Feeling his cheeks colouring, he looked imploringly at Helen, who was still curled up on the other end of the sofa. Well aware of the warning signs whenever her husband started winding himself up, she studiously ignored him, saying nothing and keeping her eyes firmly fixed on the television. She was watching that show where various ‘celebrities’ are dropped into the Australian jungle and made to debase themselves for a couple of weeks to no apparent purpose.
A serious woman in most other respects, Helen was addicted to junk television, and it drove Carlyle mad. This programme had to be one of the worst. He felt the urge to flee the room, but lacked the energy to haul himself off the sofa. His eyes were drawn back to the screen where a mound of bamboo worms were wriggling on a large plate which had been placed in front of one of the contestants. There was a close-up of the man’s disgusted face, as a worm was waved in front of him by one of the grinning presenters. Carlyle’s mouth fell open. ‘Christ!’ he exclaimed. ‘That’s Luke Osgood!’
‘Sir Luke Osgood,’ Helen corrected him, reminding him of the former Metropolitan Police Chief’s recent knighthood.
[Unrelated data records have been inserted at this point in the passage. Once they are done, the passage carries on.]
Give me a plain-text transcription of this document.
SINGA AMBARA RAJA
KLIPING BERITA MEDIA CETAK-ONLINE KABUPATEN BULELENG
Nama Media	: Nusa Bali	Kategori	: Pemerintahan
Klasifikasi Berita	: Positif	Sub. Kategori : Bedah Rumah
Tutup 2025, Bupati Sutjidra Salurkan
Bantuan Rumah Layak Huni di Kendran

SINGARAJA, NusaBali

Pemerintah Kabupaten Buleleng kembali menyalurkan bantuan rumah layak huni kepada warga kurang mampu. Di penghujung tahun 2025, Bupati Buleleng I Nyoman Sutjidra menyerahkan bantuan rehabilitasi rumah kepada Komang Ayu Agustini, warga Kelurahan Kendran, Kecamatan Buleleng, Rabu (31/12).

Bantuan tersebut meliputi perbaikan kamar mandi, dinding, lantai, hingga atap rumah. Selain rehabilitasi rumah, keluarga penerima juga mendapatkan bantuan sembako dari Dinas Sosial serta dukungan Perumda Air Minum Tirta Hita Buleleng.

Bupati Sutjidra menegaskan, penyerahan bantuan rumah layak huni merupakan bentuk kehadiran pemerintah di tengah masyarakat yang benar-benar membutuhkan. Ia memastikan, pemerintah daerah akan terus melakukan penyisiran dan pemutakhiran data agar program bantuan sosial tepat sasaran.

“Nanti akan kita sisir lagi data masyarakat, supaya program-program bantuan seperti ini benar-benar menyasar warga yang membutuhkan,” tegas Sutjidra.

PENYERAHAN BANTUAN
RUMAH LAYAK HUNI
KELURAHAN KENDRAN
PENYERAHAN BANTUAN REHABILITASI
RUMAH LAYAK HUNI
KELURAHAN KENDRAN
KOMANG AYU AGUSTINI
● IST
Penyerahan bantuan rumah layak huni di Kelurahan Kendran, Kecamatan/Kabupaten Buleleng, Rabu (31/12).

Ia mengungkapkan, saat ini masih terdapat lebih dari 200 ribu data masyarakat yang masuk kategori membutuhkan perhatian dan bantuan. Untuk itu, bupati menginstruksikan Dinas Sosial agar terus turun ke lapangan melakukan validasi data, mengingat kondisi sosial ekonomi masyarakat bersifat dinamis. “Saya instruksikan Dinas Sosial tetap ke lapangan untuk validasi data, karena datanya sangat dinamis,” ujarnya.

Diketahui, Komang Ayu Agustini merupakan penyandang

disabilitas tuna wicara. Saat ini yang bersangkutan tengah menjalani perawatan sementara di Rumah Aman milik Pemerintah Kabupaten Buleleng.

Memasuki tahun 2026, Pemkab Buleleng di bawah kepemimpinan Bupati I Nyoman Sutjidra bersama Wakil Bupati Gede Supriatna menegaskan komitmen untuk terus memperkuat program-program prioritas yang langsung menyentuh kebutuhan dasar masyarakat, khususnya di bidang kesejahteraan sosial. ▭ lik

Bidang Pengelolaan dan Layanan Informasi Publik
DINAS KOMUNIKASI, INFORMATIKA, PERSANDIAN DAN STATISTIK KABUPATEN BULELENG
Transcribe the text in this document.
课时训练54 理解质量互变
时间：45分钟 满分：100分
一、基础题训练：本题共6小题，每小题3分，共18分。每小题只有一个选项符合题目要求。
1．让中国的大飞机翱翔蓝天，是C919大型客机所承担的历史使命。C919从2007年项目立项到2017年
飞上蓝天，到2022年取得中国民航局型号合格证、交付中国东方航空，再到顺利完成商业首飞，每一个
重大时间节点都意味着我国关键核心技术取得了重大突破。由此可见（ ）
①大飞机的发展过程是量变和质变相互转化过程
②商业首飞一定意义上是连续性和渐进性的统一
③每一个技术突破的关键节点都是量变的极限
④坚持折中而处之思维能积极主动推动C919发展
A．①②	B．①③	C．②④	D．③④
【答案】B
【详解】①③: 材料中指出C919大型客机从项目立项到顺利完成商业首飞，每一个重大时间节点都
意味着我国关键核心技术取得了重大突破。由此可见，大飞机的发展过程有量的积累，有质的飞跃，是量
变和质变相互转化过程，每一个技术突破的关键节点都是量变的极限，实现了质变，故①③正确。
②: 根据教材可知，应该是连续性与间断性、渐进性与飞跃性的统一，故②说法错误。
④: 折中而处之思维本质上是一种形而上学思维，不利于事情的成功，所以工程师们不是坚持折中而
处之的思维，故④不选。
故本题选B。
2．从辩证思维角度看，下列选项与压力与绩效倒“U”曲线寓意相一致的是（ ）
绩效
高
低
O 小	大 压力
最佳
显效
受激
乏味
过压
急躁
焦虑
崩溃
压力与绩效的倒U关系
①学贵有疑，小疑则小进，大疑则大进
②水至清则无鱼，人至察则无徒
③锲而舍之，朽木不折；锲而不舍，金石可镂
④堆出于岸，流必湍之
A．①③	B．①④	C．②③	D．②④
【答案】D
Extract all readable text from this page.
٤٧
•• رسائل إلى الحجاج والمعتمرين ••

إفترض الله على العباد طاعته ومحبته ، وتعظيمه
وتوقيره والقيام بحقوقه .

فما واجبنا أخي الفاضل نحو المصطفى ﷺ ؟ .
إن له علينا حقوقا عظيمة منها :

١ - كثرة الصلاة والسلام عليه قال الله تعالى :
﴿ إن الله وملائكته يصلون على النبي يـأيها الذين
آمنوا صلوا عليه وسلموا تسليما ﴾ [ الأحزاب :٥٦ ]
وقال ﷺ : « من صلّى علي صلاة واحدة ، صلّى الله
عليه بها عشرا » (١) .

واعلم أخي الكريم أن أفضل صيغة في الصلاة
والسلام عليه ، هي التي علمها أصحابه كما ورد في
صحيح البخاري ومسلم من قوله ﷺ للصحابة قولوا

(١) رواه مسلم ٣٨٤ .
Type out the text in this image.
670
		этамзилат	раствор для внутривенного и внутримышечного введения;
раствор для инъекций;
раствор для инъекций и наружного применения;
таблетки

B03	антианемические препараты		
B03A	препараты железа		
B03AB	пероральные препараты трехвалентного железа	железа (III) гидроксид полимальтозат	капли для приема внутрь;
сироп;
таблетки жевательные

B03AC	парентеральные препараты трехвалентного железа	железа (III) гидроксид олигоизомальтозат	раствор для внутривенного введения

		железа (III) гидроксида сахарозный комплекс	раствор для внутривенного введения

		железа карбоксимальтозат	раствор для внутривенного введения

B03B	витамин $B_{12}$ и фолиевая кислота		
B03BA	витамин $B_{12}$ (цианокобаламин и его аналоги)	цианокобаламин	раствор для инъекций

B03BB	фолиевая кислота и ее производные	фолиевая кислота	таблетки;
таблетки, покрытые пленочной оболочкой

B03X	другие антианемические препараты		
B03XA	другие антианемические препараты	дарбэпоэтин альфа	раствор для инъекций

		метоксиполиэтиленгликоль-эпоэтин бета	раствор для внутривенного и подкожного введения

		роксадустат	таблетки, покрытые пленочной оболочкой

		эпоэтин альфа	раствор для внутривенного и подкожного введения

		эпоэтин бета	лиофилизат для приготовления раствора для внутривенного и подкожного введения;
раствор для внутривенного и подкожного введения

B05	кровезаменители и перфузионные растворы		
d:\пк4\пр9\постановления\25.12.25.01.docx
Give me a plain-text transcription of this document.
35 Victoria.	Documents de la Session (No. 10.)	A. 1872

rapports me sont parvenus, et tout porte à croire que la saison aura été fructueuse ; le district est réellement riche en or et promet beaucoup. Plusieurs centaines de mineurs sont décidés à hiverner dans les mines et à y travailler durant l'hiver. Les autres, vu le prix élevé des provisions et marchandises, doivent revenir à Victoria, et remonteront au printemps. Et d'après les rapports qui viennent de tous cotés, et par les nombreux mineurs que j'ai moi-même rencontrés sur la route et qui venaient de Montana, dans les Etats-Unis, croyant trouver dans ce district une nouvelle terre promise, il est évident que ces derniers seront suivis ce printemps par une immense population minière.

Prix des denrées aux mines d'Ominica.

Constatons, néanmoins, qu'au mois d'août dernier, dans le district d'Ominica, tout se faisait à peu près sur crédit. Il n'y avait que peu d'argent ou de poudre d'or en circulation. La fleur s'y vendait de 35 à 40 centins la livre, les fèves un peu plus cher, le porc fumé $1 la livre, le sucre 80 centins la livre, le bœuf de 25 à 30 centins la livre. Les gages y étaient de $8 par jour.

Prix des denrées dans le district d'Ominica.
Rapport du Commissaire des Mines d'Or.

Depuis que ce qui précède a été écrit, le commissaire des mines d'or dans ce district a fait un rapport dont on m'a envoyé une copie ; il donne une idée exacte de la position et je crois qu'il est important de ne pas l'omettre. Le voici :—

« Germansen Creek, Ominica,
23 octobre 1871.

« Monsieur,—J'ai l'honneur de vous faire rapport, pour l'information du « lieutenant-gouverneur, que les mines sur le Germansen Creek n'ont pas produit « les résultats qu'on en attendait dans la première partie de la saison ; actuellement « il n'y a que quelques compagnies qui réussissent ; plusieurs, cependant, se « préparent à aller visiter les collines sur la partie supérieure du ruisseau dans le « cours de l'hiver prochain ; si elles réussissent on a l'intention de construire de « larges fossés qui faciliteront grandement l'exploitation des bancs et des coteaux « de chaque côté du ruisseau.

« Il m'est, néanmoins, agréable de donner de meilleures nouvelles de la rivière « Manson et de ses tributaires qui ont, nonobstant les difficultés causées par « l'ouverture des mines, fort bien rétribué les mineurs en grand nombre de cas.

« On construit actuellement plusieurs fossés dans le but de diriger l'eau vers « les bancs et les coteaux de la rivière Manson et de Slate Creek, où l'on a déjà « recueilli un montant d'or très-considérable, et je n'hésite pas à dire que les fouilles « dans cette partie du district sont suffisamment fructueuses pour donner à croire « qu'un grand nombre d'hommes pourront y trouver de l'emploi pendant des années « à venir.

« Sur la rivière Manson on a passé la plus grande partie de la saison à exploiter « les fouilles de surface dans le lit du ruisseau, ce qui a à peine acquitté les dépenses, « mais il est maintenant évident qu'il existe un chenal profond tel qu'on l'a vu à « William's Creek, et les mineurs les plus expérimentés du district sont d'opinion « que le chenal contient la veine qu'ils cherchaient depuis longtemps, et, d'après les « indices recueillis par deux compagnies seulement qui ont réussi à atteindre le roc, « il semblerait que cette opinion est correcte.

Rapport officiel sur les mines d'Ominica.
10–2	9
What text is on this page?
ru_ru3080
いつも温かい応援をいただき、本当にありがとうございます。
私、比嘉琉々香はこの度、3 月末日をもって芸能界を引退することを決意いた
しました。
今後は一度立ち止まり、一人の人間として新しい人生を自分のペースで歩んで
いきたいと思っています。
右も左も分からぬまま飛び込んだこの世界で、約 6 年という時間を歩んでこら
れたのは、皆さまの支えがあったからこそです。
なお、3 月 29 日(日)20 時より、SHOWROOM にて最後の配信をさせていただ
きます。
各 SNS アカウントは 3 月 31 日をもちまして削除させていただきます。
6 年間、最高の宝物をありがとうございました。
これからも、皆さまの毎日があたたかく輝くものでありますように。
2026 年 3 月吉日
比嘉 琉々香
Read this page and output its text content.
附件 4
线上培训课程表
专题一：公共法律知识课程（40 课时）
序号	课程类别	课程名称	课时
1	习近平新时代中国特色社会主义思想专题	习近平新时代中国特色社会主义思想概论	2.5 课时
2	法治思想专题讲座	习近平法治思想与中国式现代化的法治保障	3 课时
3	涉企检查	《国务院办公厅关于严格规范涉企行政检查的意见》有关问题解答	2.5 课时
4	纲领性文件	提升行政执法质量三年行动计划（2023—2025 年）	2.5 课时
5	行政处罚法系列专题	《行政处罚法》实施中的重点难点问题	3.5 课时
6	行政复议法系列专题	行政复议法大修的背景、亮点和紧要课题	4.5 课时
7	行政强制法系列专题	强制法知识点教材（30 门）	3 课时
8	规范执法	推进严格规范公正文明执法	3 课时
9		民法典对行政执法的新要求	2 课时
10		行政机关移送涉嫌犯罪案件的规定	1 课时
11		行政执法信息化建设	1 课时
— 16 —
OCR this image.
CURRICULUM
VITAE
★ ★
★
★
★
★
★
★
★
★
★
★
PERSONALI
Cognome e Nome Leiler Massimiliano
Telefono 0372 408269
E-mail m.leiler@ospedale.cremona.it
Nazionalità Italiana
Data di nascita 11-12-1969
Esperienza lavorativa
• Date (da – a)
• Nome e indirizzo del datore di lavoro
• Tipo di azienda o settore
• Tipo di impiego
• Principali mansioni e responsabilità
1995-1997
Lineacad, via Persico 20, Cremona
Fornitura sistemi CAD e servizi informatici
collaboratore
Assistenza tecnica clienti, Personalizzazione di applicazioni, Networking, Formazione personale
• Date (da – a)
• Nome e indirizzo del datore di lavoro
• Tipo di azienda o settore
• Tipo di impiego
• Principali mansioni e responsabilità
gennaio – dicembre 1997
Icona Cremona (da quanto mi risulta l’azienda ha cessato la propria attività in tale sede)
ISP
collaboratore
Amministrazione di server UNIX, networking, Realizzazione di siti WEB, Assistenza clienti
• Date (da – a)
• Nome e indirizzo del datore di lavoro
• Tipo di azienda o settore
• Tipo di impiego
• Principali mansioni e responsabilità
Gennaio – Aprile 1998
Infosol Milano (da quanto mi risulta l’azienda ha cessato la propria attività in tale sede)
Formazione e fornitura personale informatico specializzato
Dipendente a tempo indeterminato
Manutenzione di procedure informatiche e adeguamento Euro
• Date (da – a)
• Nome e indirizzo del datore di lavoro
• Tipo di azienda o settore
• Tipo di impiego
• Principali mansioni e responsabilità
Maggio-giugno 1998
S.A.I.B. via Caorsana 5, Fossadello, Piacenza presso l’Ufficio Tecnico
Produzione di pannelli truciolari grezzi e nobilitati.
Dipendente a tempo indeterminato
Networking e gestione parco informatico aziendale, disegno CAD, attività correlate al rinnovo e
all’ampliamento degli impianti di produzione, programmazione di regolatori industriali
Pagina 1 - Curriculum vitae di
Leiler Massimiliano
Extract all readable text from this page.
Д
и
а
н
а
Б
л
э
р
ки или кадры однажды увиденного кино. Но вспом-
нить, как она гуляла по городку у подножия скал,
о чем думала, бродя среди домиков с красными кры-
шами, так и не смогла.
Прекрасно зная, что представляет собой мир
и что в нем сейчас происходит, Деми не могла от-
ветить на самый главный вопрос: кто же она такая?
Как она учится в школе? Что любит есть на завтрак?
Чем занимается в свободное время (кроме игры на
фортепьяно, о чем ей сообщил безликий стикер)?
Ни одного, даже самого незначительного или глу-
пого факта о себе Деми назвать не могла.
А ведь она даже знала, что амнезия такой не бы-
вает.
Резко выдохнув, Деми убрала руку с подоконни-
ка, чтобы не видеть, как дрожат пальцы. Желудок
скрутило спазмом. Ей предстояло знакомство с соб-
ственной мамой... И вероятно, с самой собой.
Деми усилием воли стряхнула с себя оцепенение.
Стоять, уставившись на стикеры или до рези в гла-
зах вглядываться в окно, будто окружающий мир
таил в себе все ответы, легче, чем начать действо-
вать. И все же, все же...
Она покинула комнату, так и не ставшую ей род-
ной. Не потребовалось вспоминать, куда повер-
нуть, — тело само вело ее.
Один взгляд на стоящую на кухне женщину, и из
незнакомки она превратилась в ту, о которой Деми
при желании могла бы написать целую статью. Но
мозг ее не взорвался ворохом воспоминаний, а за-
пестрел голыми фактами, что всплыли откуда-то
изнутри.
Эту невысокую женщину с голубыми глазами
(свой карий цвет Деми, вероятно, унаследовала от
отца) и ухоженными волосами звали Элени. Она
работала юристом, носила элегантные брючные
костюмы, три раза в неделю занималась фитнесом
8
The gong had helped to soften the blow of his very messy and very public sacking by the Mayor of London a year or so earlier.
‘What the hell’s he doing in the jungle?’ Carlyle spluttered.
‘He’s got to eat all of those worms on the plate in three minutes or no one in the competition gets anything to eat tonight.’
‘Yes, yes,’ said Carlyle, hating it when Helen tried to be funny like this, ‘but what’s he doing there in the first place?’
‘This is part of his reinvention as an all-round media performer,’ Helen said, as if it was the most natural thing in the world for the man who had been Britain’s top policeman for five years to be conducting himself in such an appalling manner.